As modern medical advances help more children with complex conditions live longer, a significant number suffer from complications caused by medical devices that are also necessary for their survival, according to a study.
The researchers said the study underscores the continued need to improve care for this growing population of children by enhancing medical device safety practices and ensuring device design is suitable or adaptable for pediatric patients.
Medicine and pediatrics have made amazing advances over the last couple of decades that have resulted in children with congenital diseases and prematurity living longer, so this issue is a by-product of that success, Patrick Brady, MD, MSc, the studys lead author and a physician at the Division of Hospital Medicine at Cincinnati Children’s Hospital Medical Center, said in a news release.
Brady said medical devices are a major factor in improved survival for children with complex medical conditions. But he added there has been relatively little research into how medical devices may expose these children to additional risks, especially when considering the devices are foreign objects to the human body and subject to mechanical problems or causing infections. Also, most medical devices are designed for adults and have to be adapted for use in children.
As reported June 7 on the website of the Journal of Hospital Medicine, the researchers sought to describe the prevalence and nature of adverse medical device events in 44 free-standing tertiary care children’s hospitals in the United States. Using data from the Pediatric Health Information Systems, the researchers analyzed medical information from 2004-11.

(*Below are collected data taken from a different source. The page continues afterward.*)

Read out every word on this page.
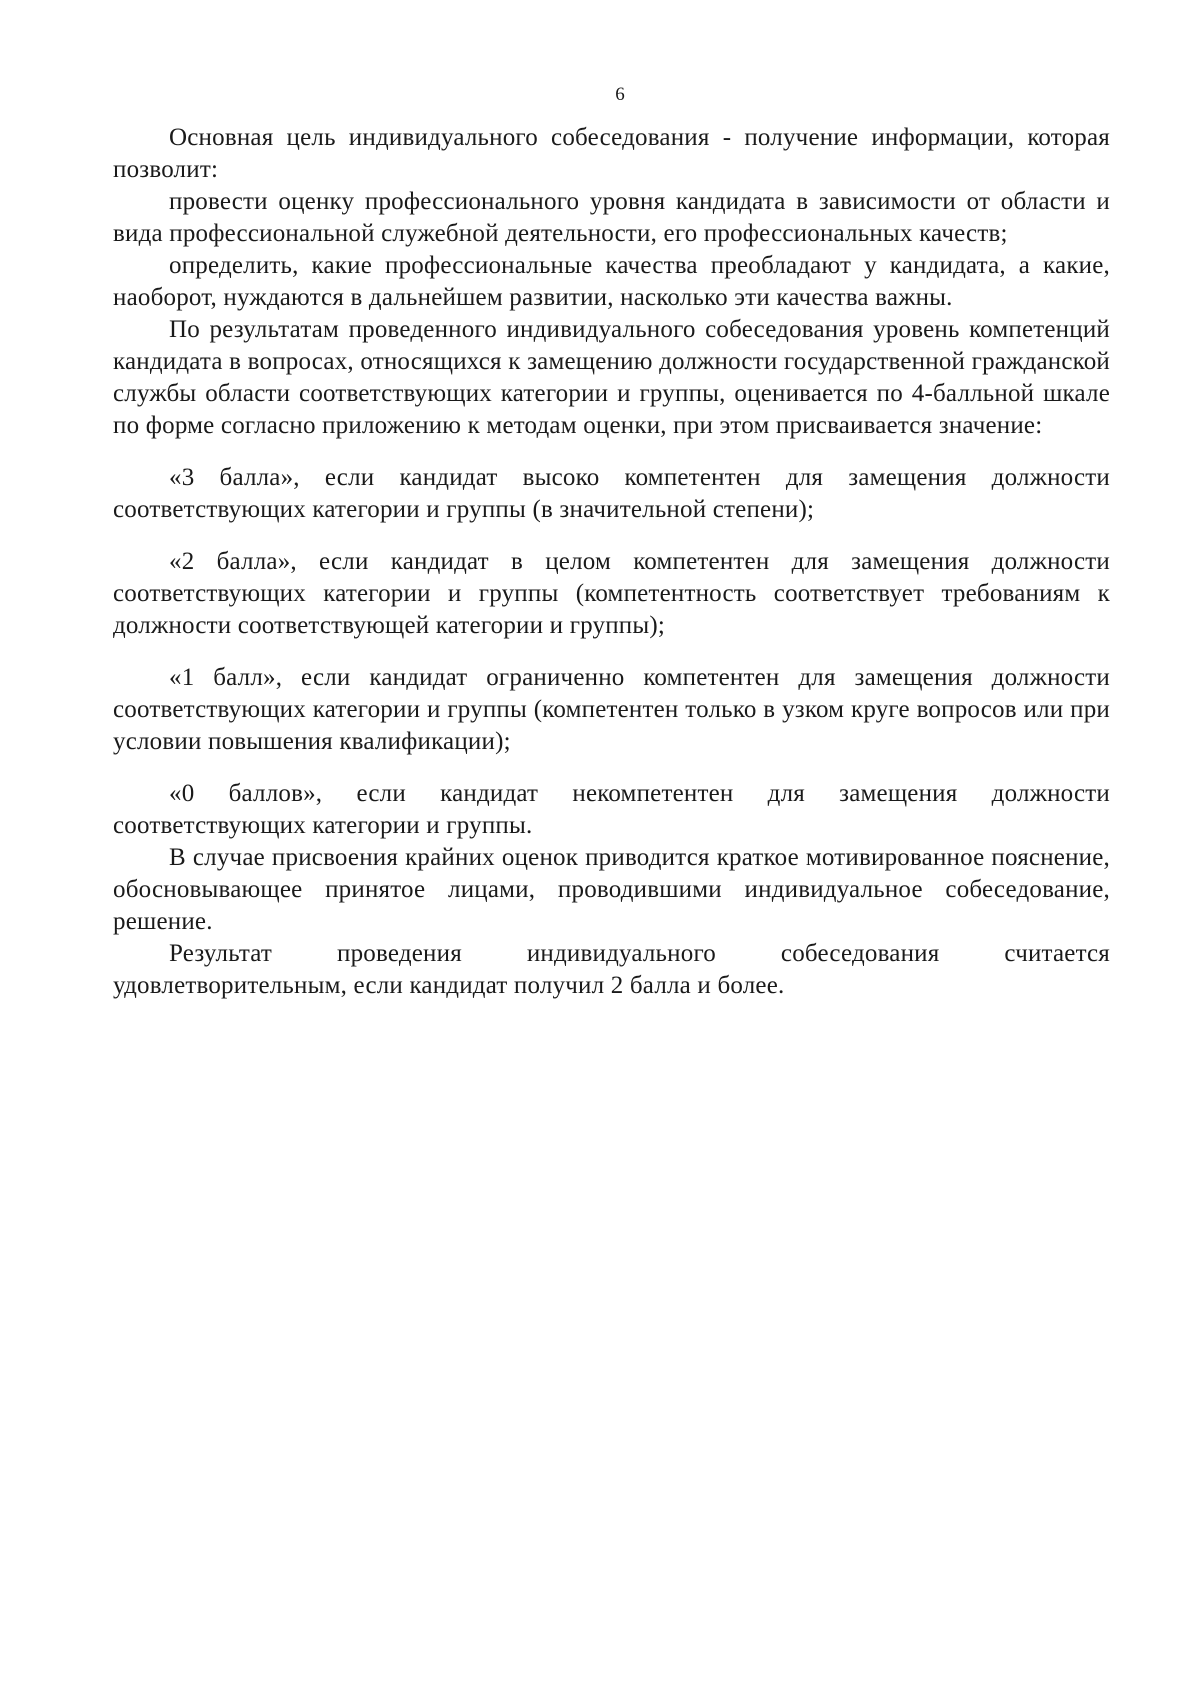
6

Основная цель индивидуального собеседования - получение информации, которая позволит:

провести оценку профессионального уровня кандидата в зависимости от области и вида профессиональной служебной деятельности, его профессиональных качеств;

определить, какие профессиональные качества преобладают у кандидата, а какие, наоборот, нуждаются в дальнейшем развитии, насколько эти качества важны.

По результатам проведенного индивидуального собеседования уровень компетенций кандидата в вопросах, относящихся к замещению должности государственной гражданской службы области соответствующих категории и группы, оценивается по 4-балльной шкале по форме согласно приложению к методам оценки, при этом присваивается значение:

«3 балла», если кандидат высоко компетентен для замещения должности соответствующих категории и группы (в значительной степени);

«2 балла», если кандидат в целом компетентен для замещения должности соответствующих категории и группы (компетентность соответствует требованиям к должности соответствующей категории и группы);

«1 балл», если кандидат ограниченно компетентен для замещения должности соответствующих категории и группы (компетентен только в узком круге вопросов или при условии повышения квалификации);

«0 баллов», если кандидат некомпетентен для замещения должности соответствующих категории и группы.

В случае присвоения крайних оценок приводится краткое мотивированное пояснение, обосновывающее принятое лицами, проводившими индивидуальное собеседование, решение.

Результат проведения индивидуального собеседования считается удовлетворительным, если кандидат получил 2 балла и более.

Of 4.1 million patient admissions during the study period, 3.3% (136,465) involved at least one adverse event related to a medical device. Although the number may seem small, Brady noted the researchers identified more than 12,000 adverse medical device events during each year of the study. And because of how information is labeled in the Pediatric Health Information Systems, the researchers suspect their data actually underestimates the prevalence of adverse medical device events.
PHIS also did not allow researchers to identify whether the adverse medical device events were caused by factors such as biological reactions to devices, human error, malfunction or other possible problems.
The system did allow the researchers to identify which types of devices were more prone to adverse events. The two most common device types associated with adverse events were vascular access devices (such as central venous lines) and nervous system devices (often involving shunts designed to drain excess cerebral spinal fluid from the brain). These two device types together represented 44.4% of adverse events in the study.
Also standing out in the data was that 75.5% of adverse events involved children with complex medical conditions, and the largest age group (40% of those with adverse events) involved children age 2 or younger.
Although our study cannot answer too much of the why for these events, it does point out that AMDEs [adverse medical device events]are not rare and the burden falls largely on young children with complex chronic conditions, Brady said. This is a somewhat early step that will allow our team and other researchers to start asking questions about what causes these events, how to predict them and how we can design interventions to decrease their frequency.